Get help with the practicalities
In the first few weeks, a lot of practical questions arise. They can be difficult to manage when you're feeling unwell, so it's important to seek support from someone you like and trust. Start by talking about what you specifically need. It could be a place to sleep or someone who will sleep over at your place. Help getting a restraining order, help cleaning up your home after a break-in or help organising a funeral.
Talk to your loved ones
When you're ready, talk about what happened. Intrusive thoughts, images and dreams about what happened are very uncomfortable to carry around yourself. That's why the first step is to tell your loved ones about the incident over and over again - it helps you to piece together the many fragments and impressions into a coherent story, and many people find that the intrusive sensory impressions subside. Choose someone you feel comfortable with and find a convenient time to talk without being interrupted. If you like to write, this can also be a great way to verbalise the experience.
- Don't say anything because you don't want to upset others
- Don't say anything because you don't want to be a burden
- Assume others won't listen
- Wait until you are so stressed and exhausted that you can't benefit from the help
Accept your reactions
Some post-reactions are scary. It's as if you've lost control for a while. The feelings are more intense and overwhelming than you've experienced before. Your body also reacts without you having any control over it. Try to accept your reactions for what they are - reactions to an unusual and horrific experience that has naturally shaken you mentally and physically. If there were others involved in the incident, it can be helpful to talk to them about the reactions they are experiencing.
Confront yourself with what happened
Facing reality is an important part of processing a traumatic experience. Ask someone you feel comfortable with to be with you about it. Talk about the incident, visit the place where it happened, look at photographs, see the broken things, see the deceased and attend the funeral. Crisis psychologists are trained to help traumatised people cope with the confrontation.
Most people initially experience an overwhelming sense of anxiety - a fear that it could happen again, or a sudden reminder of the experience. You can calm yourself by taking deep, regular breaths. Think calming thoughts or speak soothing words to yourself. Choose a phrase that you can feel gives you peace, e.g. it's over now, I'm safe now.
Slowly return to your daily routines
When you realise that you can handle some small everyday tasks, it gives you the feeling that everyday life can return. Every now and then, you'll have a moment of respite where you don't actually think about the incident. Listen to relaxing and pleasant music. Resume exercise or similar activities you did before the incident.
Utilise your network
Seek support from the people you care about. Your friends and family share your grief, and many of your loved ones will feel powerless - they want to help, but don't always know how.
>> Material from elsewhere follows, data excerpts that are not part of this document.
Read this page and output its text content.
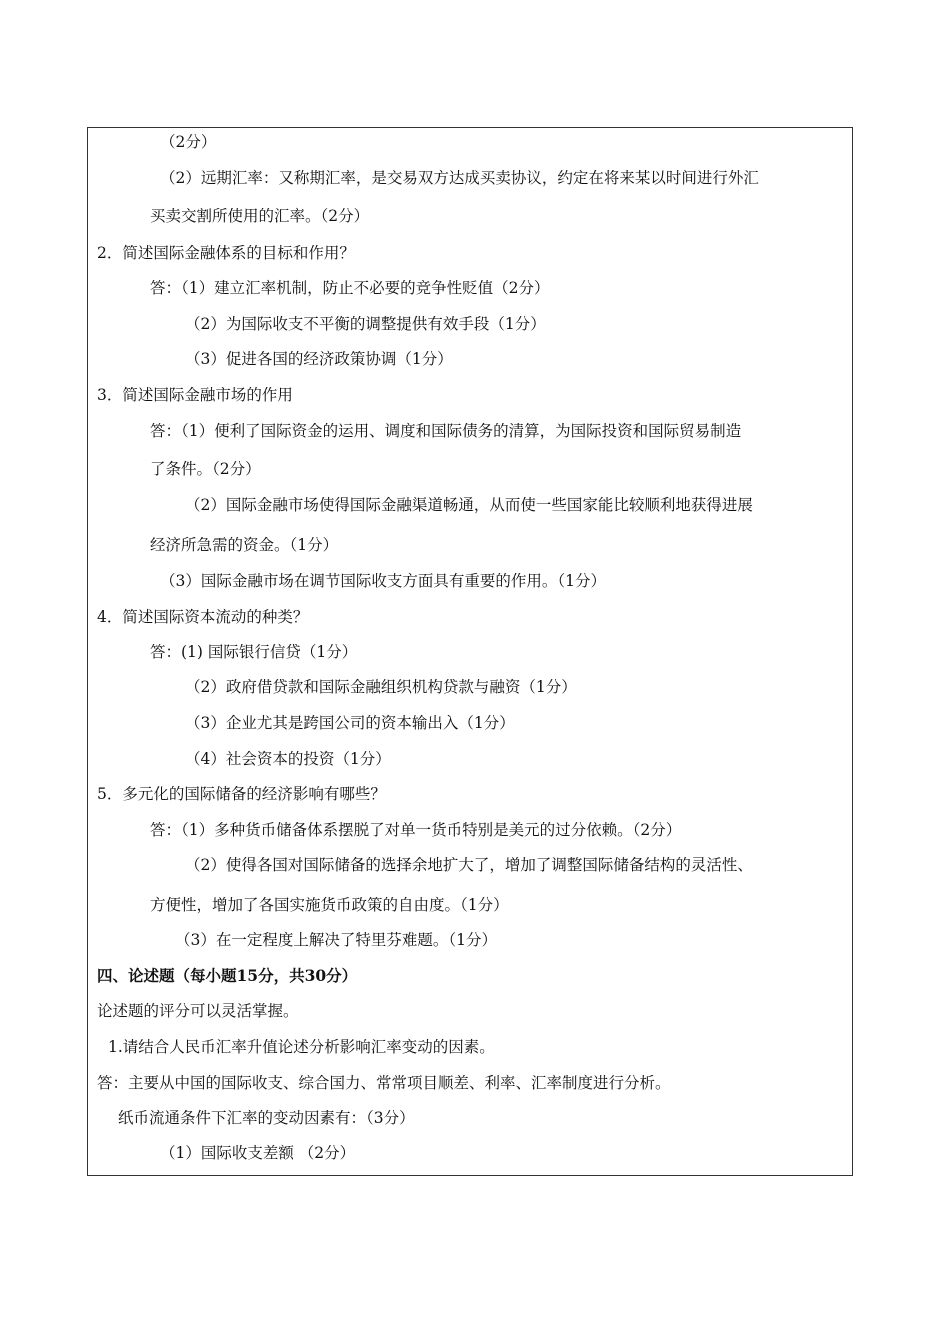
（2分）
（2）远期汇率：又称期汇率，是交易双方达成买卖协议，约定在将来某以时间进行外汇
买卖交割所使用的汇率。（2分）
2．简述国际金融体系的目标和作用？
答：（1）建立汇率机制，防止不必要的竞争性贬值（2分）
（2）为国际收支不平衡的调整提供有效手段（1分）
（3）促进各国的经济政策协调（1分）
3．简述国际金融市场的作用
答：（1）便利了国际资金的运用、调度和国际债务的清算，为国际投资和国际贸易制造
了条件。（2分）
（2）国际金融市场使得国际金融渠道畅通，从而使一些国家能比较顺利地获得进展
经济所急需的资金。（1分）
（3）国际金融市场在调节国际收支方面具有重要的作用。（1分）
4．简述国际资本流动的种类？
答：(1) 国际银行信贷（1分）
（2）政府借贷款和国际金融组织机构贷款与融资（1分）
（3）企业尤其是跨国公司的资本输出入（1分）
（4）社会资本的投资（1分）
5．多元化的国际储备的经济影响有哪些？
答：（1）多种货币储备体系摆脱了对单一货币特别是美元的过分依赖。（2分）
（2）使得各国对国际储备的选择余地扩大了，增加了调整国际储备结构的灵活性、
方便性，增加了各国实施货币政策的自由度。（1分）
（3）在一定程度上解决了特里芬难题。（1分）
四、论述题（每小题15分，共30分）
论述题的评分可以灵活掌握。
1.请结合人民币汇率升值论述分析影响汇率变动的因素。
答：主要从中国的国际收支、综合国力、常常项目顺差、利率、汇率制度进行分析。
纸币流通条件下汇率的变动因素有：（3分）
（1）国际收支差额 （2分）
Some may push too hard and others may hold back too much. So don't be afraid to tell them what you need, whether it's practical help or a good, patient listener.
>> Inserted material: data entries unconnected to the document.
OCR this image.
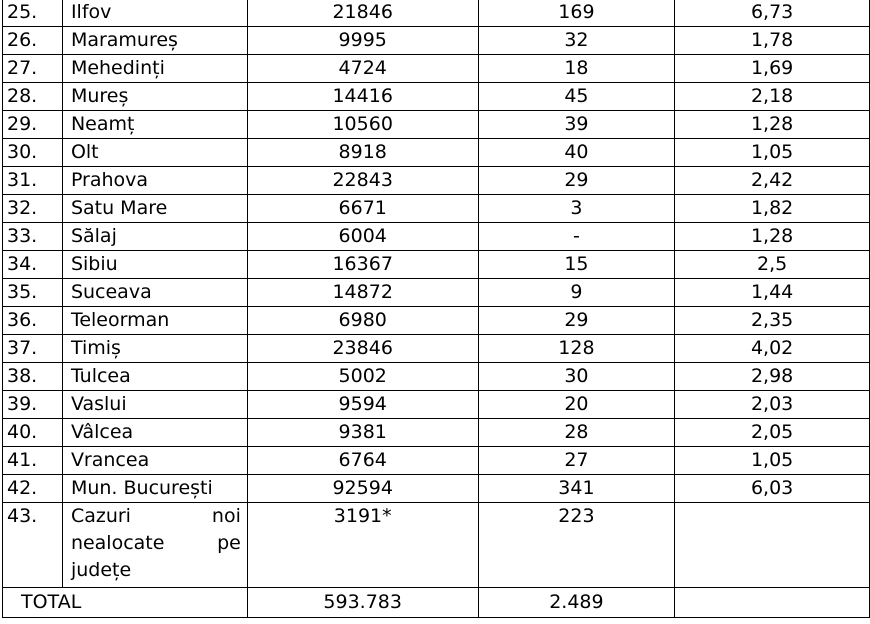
25.	Ilfov	21846	169	6,73
26.	Maramureș	9995	32	1,78
27.	Mehedinți	4724	18	1,69
28.	Mureș	14416	45	2,18
29.	Neamț	10560	39	1,28
30.	Olt	8918	40	1,05
31.	Prahova	22843	29	2,42
32.	Satu Mare	6671	3	1,82
33.	Sălaj	6004	-	1,28
34.	Sibiu	16367	15	2,5
35.	Suceava	14872	9	1,44
36.	Teleorman	6980	29	2,35
37.	Timiș	23846	128	4,02
38.	Tulcea	5002	30	2,98
39.	Vaslui	9594	20	2,03
40.	Vâlcea	9381	28	2,05
41.	Vrancea	6764	27	1,05
42.	Mun. București	92594	341	6,03
43.	Cazuri noi
nealocate pe
județe	3191*	223	
TOTAL		593.783	2.489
Seek professional help if...
Some say to wait and see, others say to seek help immediately. The first thing to do is to listen to yourself and your reactions. If you choose to take your time, it's a good idea to take stock after a month - at this point, many people will feel better. If, on the other hand, you're still suffering from the post-reactions and struggling to function in your everyday life, don't leave it alone. Make an appointment with your doctor for a referral to psychological counselling. Read more about how to get professional help.
Don't keep it a secret if you still feel bad for a long time after the incident - in the worst case scenario, the after-effects can become chronic and lead to other conditions such as depression and anxiety disorders.